The Empire Strikes Back

  • It was about time Al Gore caught a break. For months his presidential campaign has seen nothing but bad luck and trouble, much of it brought on by the Vice President himself. He ignored his only Democratic rival until Bill Bradley's minivan pulled up right alongside Air Force Two. He turned his campaign into a jobs program for consultants and seemed congenitally unable to connect with voters. Things were so dismal for so long, in fact, that after Gore fired his pollster, slashed his staff, declared himself the underdog and moved his headquarters to Nashville, Tenn., it was probably inevitable that his luck would change, at least for a little while.

    But let's not get carried away with comeback talk. Let's just say Gore finally had a good week.

    If a high point came in Los Angeles on Wednesday, when Gore landed the endorsement of the 13 million-member AFL-CIO--a labor machine that can give his campaign soft money, vote-pulling muscle and 200 organizers in Iowa alone--it wasn't the only one. That night in Seattle, after the Senate shot down the Comprehensive Nuclear Test Ban Treaty, Gore tried to build momentum by staying up late to write, edit and star in a TV spot in which he pledged that his first act as President would be to send the treaty back to the Senate. That may not get voters dancing in the streets of Nashua, N.H., but at least it proved he was capable of making a spontaneous move. "It was probably the least calculated moment of the campaign," says an adviser. Gore didn't even have time to poll, though he knew in his bones that the no-nukes message would play well among liberals leaning toward Bradley. Flying from Seattle to Washington on Thursday, Gore told reporters how he had written the spot on hotel stationery; he even handed out copies of a penciled-up draft. He was pleased to have done something brave and impulsive. On Friday he was still being that way.
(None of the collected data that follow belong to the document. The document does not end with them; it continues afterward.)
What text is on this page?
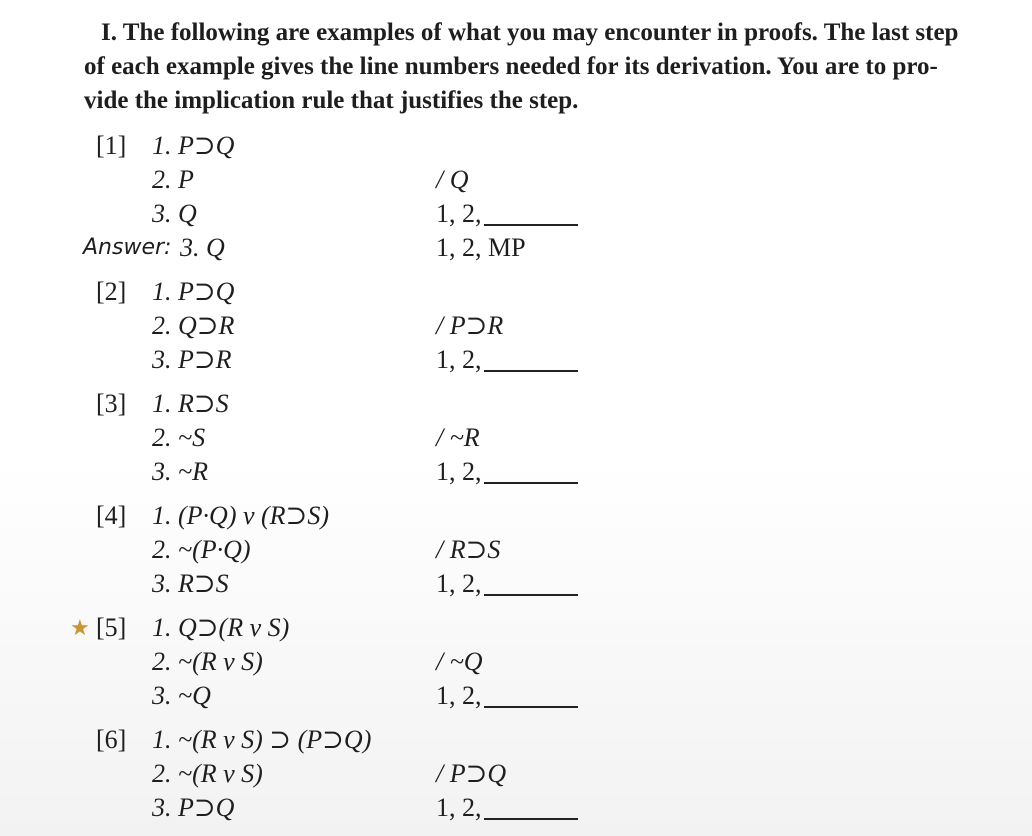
I. The following are examples of what you may encounter in proofs. The last step
of each example gives the line numbers needed for its derivation. You are to pro-
vide the implication rule that justifies the step.
[1] 1. P⊃Q
2. P	/ Q
3. Q	1, 2,
Answer: 3. Q	1, 2, MP
[2] 1. P⊃Q
2. Q⊃R	/ P⊃R
3. P⊃R	1, 2,
[3] 1. R⊃S
2. ~S	/ ~R
3. ~R	1, 2,
[4] 1. (P·Q) v (R⊃S)
2. ~(P·Q)	/ R⊃S
3. R⊃S	1, 2,
★ [5] 1. Q⊃(R v S)
2. ~(R v S)	/ ~Q
3. ~Q	1, 2,
[6] 1. ~(R v S) ⊃ (P⊃Q)
2. ~(R v S)	/ P⊃Q
3. P⊃Q	1, 2,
He told the Washington Post he was thinking about flying solo--asking Bill Clinton to stand aside and let him win or lose by himself.

    Gore, who can seem phony even when he's totally sincere, has always tried to make up with hard work what he lacks in instinct and inspiration. Right now he's working so feverishly to connect that he makes you want to give him a hug. "I don't want to tell you what's on my mind," he says constantly. "I want to show you what's in my heart"--and you get the idea he'd like to rip the thing clean out of his breast, just to prove he has one. What's fascinating is that this all shows signs of working. He sometimes manages to find what performers call the Zone--the elusive place where everything they try works. In Seattle an audience of Boeing aerospace machinists went wild for Gore--repeat, went wild for Gore. People laughed at his jokes. They nodded at his confession that after Vietnam and Watergate, "I was as disillusioned as anyone you've ever met." They cheered when he promised he would "stay and fight" for them. And they were mindful that unlike Bradley, he supports building the F-22 Raptor jet fighter, a program that helps keep Boeing humming.

    Though two of the AFL-CIO's biggest unions, the Teamsters and United Auto Workers, withheld their endorsements last week in hopes of extracting trade protections from the Clinton Administration, the good news for Gore is that he managed to reel in the AFL without making those kinds of concessions. In effect he pulled a Bradley, telling unions they should trust him because of what he is, not what he will do. He glossed over the knottiest issue facing labor: the way free trade exports American jobs and suppresses American wages. And though free traders have proposals for dealing with the problem, Gore didn't mention them. Apart from a promise to negotiate labor and environmental agreements as part of future trade pacts, not as side deals, he offered platitudes about protecting the right to organize and boosting the minimum wage--no-brainers for any Democrat. In fact, nothing Gore said in L.A. about how he'd "stay and fight for working people" would have raised an eyebrow the next day in Washington, when he told the free-trade-loving members of the Democratic Leadership Council that he would stay and fight for centrism. Gore has been doing plenty of staying and fighting this month. His new slogan, of course, is designed to contrast him with Bradley, who left the Senate during the Gingrich revolution. Gore's attacks on Bradley represent something he's long been missing: a coherent strategy, a chance to pull himself off the mat.

    Gore first drew blood with "stay and fight" two weeks ago, when he and Bradley made a joint appearance in Iowa. Bradley spoke first, bemoaning the state of politics and wondering why he and Gore couldn't be more like home-run rivals Mark McGwire and Sammy Sosa, "pushing [each other] to be the best we could be." When it was Gore's turn he said, "I listened carefully to what you had to say about making this campaign a different kind of experience. I really agree." He proposed a debate a week, each devoted to a different issue. "What about it, Bill? If the answer is yes, stand up."